The lawmaker made the comments after the picture of a book about the fall of the Soviet Union on his desk at parliament became controversial. The book was Revolution 1989, The Fall of the Soviet Empire (Victor Sebestyen). He also quoted the Koran as advising the people to go around the world and see what became of those who oppressed the people.
Pezeshkian said, he reads that book when he does not need to participate in parliamentary discussions, adding that he has also read other books during session, including Why Nations Fail (D. Asemoglu and J. A. Robinson) and the Narrow Road to Freedom (Michael Leitman) as well as religious books.

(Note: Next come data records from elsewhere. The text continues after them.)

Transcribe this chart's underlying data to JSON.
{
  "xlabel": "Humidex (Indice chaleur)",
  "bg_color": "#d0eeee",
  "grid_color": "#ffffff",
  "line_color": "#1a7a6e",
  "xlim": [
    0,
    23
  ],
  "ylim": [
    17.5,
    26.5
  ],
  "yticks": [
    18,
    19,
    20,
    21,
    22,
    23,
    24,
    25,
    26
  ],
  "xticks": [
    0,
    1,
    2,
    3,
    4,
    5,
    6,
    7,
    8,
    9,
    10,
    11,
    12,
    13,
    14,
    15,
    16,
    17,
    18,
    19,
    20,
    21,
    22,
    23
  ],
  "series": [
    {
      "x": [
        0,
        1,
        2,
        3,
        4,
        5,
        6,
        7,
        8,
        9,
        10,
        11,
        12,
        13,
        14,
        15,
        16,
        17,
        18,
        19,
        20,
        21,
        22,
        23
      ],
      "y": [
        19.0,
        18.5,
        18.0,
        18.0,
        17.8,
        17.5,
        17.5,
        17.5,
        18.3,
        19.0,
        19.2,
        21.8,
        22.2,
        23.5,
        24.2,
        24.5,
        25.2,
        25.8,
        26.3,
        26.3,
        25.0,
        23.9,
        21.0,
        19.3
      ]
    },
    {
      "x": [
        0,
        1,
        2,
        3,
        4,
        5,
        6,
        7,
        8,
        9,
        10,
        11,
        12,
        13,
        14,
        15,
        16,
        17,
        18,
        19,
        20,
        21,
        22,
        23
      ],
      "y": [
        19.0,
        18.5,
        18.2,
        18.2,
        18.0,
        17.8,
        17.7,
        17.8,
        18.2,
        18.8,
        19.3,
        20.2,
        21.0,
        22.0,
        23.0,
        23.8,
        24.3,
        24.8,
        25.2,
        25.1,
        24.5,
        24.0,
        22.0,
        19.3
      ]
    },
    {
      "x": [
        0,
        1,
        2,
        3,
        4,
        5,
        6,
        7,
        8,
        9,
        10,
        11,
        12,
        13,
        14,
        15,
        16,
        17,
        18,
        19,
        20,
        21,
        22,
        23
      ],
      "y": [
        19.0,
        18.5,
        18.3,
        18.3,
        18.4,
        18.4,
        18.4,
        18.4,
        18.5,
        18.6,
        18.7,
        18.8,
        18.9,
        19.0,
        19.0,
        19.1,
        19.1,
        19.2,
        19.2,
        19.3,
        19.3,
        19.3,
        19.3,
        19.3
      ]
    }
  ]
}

Pezeshkian said Eastern bloc countries failed because of the wrong behavior of totalitarian their totalitarian leaders. When rulers create dictatorships, societies tend to become chaotic. In such a situation, as soon as the government is weakened the society will rise and this leads to chaos and massacre, he argued.
Since 2018 Iranian cities have experienced major protests and the government's crackdown on protests led to hundreds of deaths as security forces fired military weapons into the crowds and often shot people to death at point blank range. During the latest protests in Iran in November, security forces used shotguns against farmers protesting the government's mismanagement of water resources, often shooting them in the face. During protests since 2017, “Death To the Dictator” has been a recurrent slogan by angry demonstrators.